Feature Engineering and Supervised Machine Learning to Forecast Biogas Production during Municipal Anaerobic Co-Digestion

ACS ES T Eng. 2023 Dec 28;4(3):660-672. doi: 10.1021/acsestengg.3c00435. eCollection 2024 Mar 8.

Abstract

Municipalities with excess anaerobic digestion capacity accept offsite wastes for co-digestion to meet sustainability goals and create more biogas. Despite the benefits inherent to co-digestion, the temporal and compositional heterogeneity of external waste streams creates operational challenges that lead to upsets or conservative co-digestion.

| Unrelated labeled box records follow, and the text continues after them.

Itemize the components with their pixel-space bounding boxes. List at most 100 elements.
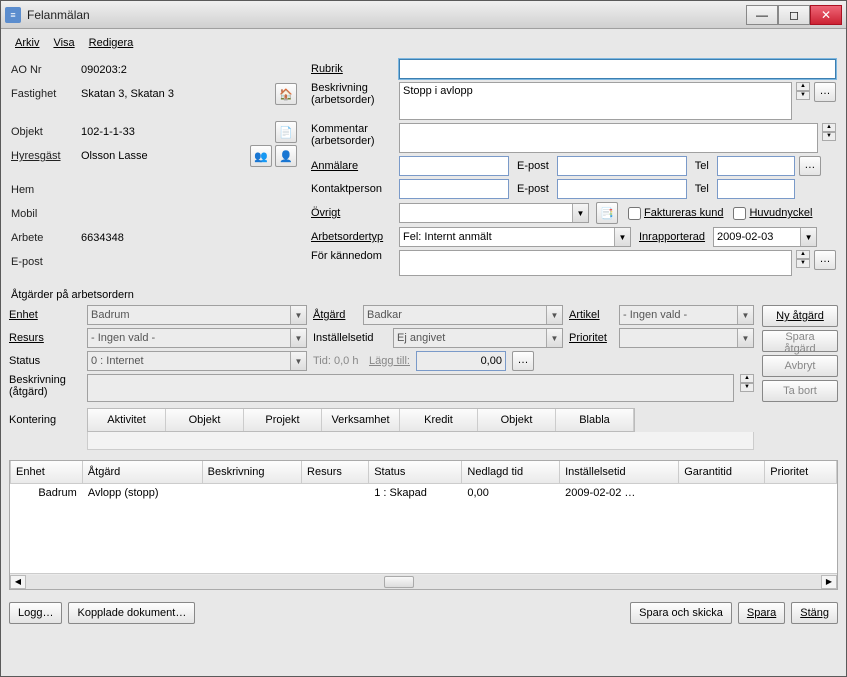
atgarder-section-label: Åtgärder på arbetsordern <box>11 289 838 301</box>
anmalare-more-button[interactable]: … <box>799 156 821 176</box>
inrapporterad-date[interactable]: 2009-02-03▼ <box>713 227 817 247</box>
app-icon: ≡ <box>5 7 21 23</box>
arbete-value: 6634348 <box>81 232 297 244</box>
kannedom-textarea[interactable] <box>399 250 792 276</box>
kontaktperson-input[interactable] <box>399 179 509 199</box>
titlebar: ≡ Felanmälan — ◻ ✕ <box>1 1 846 29</box>
faktureras-kund-checkbox[interactable]: Faktureras kund <box>628 207 723 220</box>
status-combo[interactable]: 0 : Internet▼ <box>87 351 307 371</box>
arbetsordertyp-combo[interactable]: Fel: Internt anmält▼ <box>399 227 631 247</box>
beskrivning-textarea[interactable]: Stopp i avlopp <box>399 82 792 120</box>
beskrivning-more-button[interactable]: … <box>814 82 836 102</box>
anmalare-label: Anmälare <box>311 160 395 172</box>
anmalare-tel-input[interactable] <box>717 156 795 176</box>
lagg-till-more-button[interactable]: … <box>512 351 534 371</box>
table-header[interactable]: Nedlagd tid <box>462 461 560 483</box>
table-h-scrollbar[interactable]: ◀ ▶ <box>10 573 837 589</box>
ag-beskrivning-spin[interactable]: ▲▼ <box>740 374 754 392</box>
kontering-tab-2[interactable]: Projekt <box>244 409 322 431</box>
anmalare-input[interactable] <box>399 156 509 176</box>
table-header[interactable]: Prioritet <box>765 461 837 483</box>
spara-och-skicka-button[interactable]: Spara och skicka <box>630 602 732 624</box>
ovrigt-combo[interactable]: ▼ <box>399 203 589 223</box>
table-cell: 2009-02-02 … <box>560 483 679 502</box>
beskrivning-spin[interactable]: ▲▼ <box>796 82 810 100</box>
logg-button[interactable]: Logg… <box>9 602 62 624</box>
tenant-add-icon-button[interactable]: 👥 <box>250 145 272 167</box>
kontering-tab-1[interactable]: Objekt <box>166 409 244 431</box>
kontering-tab-5[interactable]: Objekt <box>478 409 556 431</box>
artikel-combo[interactable]: - Ingen vald -▼ <box>619 305 754 325</box>
hem-label: Hem <box>11 184 81 196</box>
kannedom-spin[interactable]: ▲▼ <box>796 250 810 268</box>
spara-button[interactable]: Spara <box>738 602 785 624</box>
kontering-tab-0[interactable]: Aktivitet <box>88 409 166 431</box>
kontering-tab-3[interactable]: Verksamhet <box>322 409 400 431</box>
property-icon-button[interactable]: 🏠 <box>275 83 297 105</box>
lagg-till-input[interactable] <box>416 351 506 371</box>
tenant-icon-button[interactable]: 👤 <box>275 145 297 167</box>
ag-beskrivning-textarea[interactable] <box>87 374 734 402</box>
rubrik-label: Rubrik <box>311 63 395 75</box>
kontakt-epost-label: E-post <box>517 183 549 195</box>
kontering-tab-6[interactable]: Blabla <box>556 409 634 431</box>
huvudnyckel-checkbox[interactable]: Huvudnyckel <box>733 207 812 220</box>
fastighet-label: Fastighet <box>11 88 81 100</box>
kontering-tab-4[interactable]: Kredit <box>400 409 478 431</box>
prioritet-combo[interactable]: ▼ <box>619 328 754 348</box>
anmalare-epost-label: E-post <box>517 160 549 172</box>
objekt-icon-button[interactable]: 📄 <box>275 121 297 143</box>
objekt-label: Objekt <box>11 126 81 138</box>
ao-nr-value: 090203:2 <box>81 64 297 76</box>
kannedom-more-button[interactable]: … <box>814 250 836 270</box>
kopplade-dokument-button[interactable]: Kopplade dokument… <box>68 602 195 624</box>
spara-atgard-button[interactable]: Spara åtgärd <box>762 330 838 352</box>
avbryt-button[interactable]: Avbryt <box>762 355 838 377</box>
menu-arkiv[interactable]: Arkiv <box>15 37 39 49</box>
table-header[interactable]: Status <box>369 461 462 483</box>
ovrigt-label: Övrigt <box>311 207 395 219</box>
anmalare-epost-input[interactable] <box>557 156 687 176</box>
kontering-label: Kontering <box>9 414 81 426</box>
table-cell: Avlopp (stopp) <box>82 483 202 502</box>
ovrigt-action-icon[interactable]: 📑 <box>596 202 618 224</box>
ny-atgard-button[interactable]: Ny åtgärd <box>762 305 838 327</box>
fastighet-value: Skatan 3, Skatan 3 <box>81 88 272 100</box>
ao-nr-label: AO Nr <box>11 64 81 76</box>
table-header[interactable]: Enhet <box>11 461 83 483</box>
beskrivning-label: Beskrivning(arbetsorder) <box>311 82 395 106</box>
window-title: Felanmälan <box>27 8 746 22</box>
ta-bort-button[interactable]: Ta bort <box>762 380 838 402</box>
epost-label: E-post <box>11 256 81 268</box>
resurs-combo[interactable]: - Ingen vald -▼ <box>87 328 307 348</box>
anmalare-tel-label: Tel <box>695 160 709 172</box>
maximize-button[interactable]: ◻ <box>778 5 810 25</box>
atgard-combo[interactable]: Badkar▼ <box>363 305 563 325</box>
table-header[interactable]: Resurs <box>302 461 369 483</box>
kontakt-epost-input[interactable] <box>557 179 687 199</box>
close-button[interactable]: ✕ <box>810 5 842 25</box>
table-header[interactable]: Garantitid <box>679 461 765 483</box>
table-header[interactable]: Beskrivning <box>202 461 301 483</box>
kommentar-spin[interactable]: ▲▼ <box>822 123 836 141</box>
stang-button[interactable]: Stäng <box>791 602 838 624</box>
arbetsordertyp-label: Arbetsordertyp <box>311 231 395 243</box>
table-header[interactable]: Åtgärd <box>82 461 202 483</box>
hyresgast-value: Olsson Lasse <box>81 150 247 162</box>
rubrik-input[interactable] <box>399 59 836 79</box>
installelsetid-label: Inställelsetid <box>313 332 387 344</box>
kommentar-textarea[interactable] <box>399 123 818 153</box>
installelsetid-combo[interactable]: Ej angivet▼ <box>393 328 563 348</box>
menu-visa[interactable]: Visa <box>53 37 74 49</box>
menu-redigera[interactable]: Redigera <box>89 37 134 49</box>
kontakt-tel-input[interactable] <box>717 179 795 199</box>
table-header[interactable]: Inställelsetid <box>560 461 679 483</box>
scroll-left-arrow-icon: ◀ <box>10 575 26 589</box>
table-cell <box>202 483 301 502</box>
enhet-combo[interactable]: Badrum▼ <box>87 305 307 325</box>
table-cell <box>679 483 765 502</box>
artikel-label: Artikel <box>569 309 613 321</box>
minimize-button[interactable]: — <box>746 5 778 25</box>
atgard-label: Åtgärd <box>313 309 357 321</box>
table-row[interactable]: BadrumAvlopp (stopp)1 : Skapad0,002009-0… <box>11 483 837 502</box>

Given the complex microbial bioprocesses occurring during anaerobic digestion, prediction and modeling of the outcomes can be challenging, and machine learning has the potential to improve understanding and control of co-digestion processes. Biogas flows are a surrogate for process health, and here, we predicted biogas production from historical data collected by a water resource recovery facility (WRRF) during normal operation. We tested a daily lab and operational data set (n = 1089 after cleaning) and a minute-by-minute supervisory control and data acquisition (SCADA) operational data set (n = 491,761 after cleaning) to determine if forecasting biogas flow for a 24 h time horizon is feasible without collecting additional data. We found that a multilayer perceptron (MLP) neural network model outperformed tree-based and multiple linear regression models. Using a high-resolution SCADA data set for the first time, we showed that MLP neural networks could predict biogas production with an adjusted coefficient of determination (R2) of 0.78 and a mean absolute percentage error of 13.4% on a holdout test set. Adding daily laboratory analyses to the model did not appreciably improve the prediction of biogas flows. Feature engineering was essential to an accurate prediction, and 11 of the 15 most important features in the SCADA model were calculated from raw SCADA outputs. In summary, this paper demonstrates that minute-scale SCADA information collected at a municipal co-digestion facility can forecast biogas production, as a first step toward a digital twin model, without additional data collection.